If a manager comes to IT to ask for copies of an employee’s e-mails, the messages can usually be handed over without a problem. But what if the e-mails in question were part of a sensitive conversation between an employee and her attorney?
That question came up in a recent court case.
An employee felt she was the victim of discrimination because of a dispute she had with her boss over her use of pregnancy leave.
While gathering evidence to defend itself against the charges, the company found e-mails between the employee and her attorney, which the company’s lawyers thought would help their case.
But when the employee found out those messages were being copied and used by the company, she added another charge to her lawsuit: violation of her attorney-client privilege.
She claimed the messages were private and should be protected.
But the company pointed out that she sent them at work, on a company computer, using a corporate e-mail account, so she shouldn’t have expected them to remain private.
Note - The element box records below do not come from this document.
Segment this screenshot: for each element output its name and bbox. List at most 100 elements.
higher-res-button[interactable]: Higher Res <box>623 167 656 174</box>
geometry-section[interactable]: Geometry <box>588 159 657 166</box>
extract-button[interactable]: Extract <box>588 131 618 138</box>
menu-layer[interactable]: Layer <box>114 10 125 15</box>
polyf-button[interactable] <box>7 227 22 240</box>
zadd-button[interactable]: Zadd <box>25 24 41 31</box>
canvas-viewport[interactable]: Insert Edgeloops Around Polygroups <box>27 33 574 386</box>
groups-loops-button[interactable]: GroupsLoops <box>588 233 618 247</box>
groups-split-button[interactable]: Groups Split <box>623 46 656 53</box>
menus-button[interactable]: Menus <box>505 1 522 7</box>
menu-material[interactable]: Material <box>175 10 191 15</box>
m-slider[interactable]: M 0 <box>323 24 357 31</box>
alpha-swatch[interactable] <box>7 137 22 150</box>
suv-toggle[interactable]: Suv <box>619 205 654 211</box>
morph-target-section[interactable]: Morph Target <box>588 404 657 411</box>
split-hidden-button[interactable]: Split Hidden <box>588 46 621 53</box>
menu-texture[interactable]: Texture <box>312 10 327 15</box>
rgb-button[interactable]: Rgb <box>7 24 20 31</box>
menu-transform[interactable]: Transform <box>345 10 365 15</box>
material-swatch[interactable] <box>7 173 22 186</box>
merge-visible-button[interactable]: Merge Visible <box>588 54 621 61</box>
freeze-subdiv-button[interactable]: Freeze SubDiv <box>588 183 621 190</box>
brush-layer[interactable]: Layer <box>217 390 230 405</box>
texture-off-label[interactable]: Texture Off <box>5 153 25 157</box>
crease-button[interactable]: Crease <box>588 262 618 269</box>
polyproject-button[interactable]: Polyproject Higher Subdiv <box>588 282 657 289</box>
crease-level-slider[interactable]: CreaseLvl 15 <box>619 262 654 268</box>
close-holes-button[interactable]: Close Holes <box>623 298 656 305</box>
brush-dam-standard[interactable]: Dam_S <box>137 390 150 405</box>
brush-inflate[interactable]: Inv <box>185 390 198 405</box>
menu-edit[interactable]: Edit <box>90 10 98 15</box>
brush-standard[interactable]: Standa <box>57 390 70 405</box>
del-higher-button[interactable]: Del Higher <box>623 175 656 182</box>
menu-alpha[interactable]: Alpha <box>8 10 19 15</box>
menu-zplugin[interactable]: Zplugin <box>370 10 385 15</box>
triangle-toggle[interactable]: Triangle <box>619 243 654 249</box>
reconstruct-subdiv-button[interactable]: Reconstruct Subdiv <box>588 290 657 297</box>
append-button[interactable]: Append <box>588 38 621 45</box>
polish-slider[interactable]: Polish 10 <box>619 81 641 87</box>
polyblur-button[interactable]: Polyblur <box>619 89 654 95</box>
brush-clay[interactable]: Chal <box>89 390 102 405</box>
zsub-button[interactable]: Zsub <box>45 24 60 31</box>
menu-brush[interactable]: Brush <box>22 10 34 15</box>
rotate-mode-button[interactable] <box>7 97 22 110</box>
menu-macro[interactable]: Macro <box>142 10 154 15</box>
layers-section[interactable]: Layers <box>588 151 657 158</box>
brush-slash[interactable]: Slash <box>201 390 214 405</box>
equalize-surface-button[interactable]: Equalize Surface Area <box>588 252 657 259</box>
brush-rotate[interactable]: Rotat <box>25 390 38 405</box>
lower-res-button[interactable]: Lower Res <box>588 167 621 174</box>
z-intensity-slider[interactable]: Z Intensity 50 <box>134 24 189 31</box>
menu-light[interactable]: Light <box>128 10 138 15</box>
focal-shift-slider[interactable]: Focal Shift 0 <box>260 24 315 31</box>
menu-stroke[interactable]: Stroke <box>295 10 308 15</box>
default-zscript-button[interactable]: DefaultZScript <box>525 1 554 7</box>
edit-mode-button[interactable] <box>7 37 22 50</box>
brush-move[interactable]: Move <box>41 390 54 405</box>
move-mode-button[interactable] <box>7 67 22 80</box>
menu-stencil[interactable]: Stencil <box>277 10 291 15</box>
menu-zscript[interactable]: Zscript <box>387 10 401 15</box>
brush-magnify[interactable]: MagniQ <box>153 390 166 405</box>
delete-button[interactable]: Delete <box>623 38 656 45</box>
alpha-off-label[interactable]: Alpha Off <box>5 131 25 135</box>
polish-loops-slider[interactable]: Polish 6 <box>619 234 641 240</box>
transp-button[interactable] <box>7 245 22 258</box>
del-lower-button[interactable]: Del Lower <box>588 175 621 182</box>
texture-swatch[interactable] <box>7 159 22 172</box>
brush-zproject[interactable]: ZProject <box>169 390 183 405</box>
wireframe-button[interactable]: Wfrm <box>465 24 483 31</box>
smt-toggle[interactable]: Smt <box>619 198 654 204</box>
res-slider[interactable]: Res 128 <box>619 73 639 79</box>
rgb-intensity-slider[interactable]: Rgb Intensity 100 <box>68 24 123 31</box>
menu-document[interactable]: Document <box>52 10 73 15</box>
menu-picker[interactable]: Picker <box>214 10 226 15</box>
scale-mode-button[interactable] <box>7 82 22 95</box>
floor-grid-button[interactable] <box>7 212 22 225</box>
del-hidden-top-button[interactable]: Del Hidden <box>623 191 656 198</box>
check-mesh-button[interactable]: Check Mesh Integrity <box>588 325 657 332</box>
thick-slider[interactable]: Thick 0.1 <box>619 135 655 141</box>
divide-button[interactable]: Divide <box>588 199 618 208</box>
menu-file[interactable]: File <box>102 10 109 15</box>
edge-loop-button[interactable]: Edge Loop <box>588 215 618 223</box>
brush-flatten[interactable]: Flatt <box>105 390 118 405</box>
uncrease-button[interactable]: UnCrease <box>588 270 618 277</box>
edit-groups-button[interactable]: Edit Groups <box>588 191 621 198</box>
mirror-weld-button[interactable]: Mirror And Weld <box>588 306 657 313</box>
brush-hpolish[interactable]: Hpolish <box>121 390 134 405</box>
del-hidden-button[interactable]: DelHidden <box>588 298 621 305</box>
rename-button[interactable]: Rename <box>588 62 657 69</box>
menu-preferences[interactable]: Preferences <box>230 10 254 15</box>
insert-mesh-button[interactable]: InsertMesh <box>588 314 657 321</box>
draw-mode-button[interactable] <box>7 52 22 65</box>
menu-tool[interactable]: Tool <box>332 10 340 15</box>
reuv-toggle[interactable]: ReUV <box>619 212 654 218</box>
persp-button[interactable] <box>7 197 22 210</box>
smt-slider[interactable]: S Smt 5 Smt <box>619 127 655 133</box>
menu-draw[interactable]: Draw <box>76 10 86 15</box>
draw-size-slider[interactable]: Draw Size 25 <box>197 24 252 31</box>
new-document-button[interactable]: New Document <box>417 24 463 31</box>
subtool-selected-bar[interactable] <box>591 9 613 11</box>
The court agreed with the company that the employee had forfeited her attorney-client privilege by using a communication method she knew couldn’t grant her full privacy.
One key factor in the court’s decision: The company had a policy clearly stating that employees should have no expectation of privacy when sending and reading e-mails at work. The policy also said employees shouldn’t use company equipment to send personal e-mails.
A similar case was recently decided in the employee’s favor, because she was using a personal account and the company did not have a policy saying it could read personal e-mails.
The lesson: Have a policy, and remind users there’s no such thing as a private e-mail.
Cite: Holmes v. Petrovich Development Co.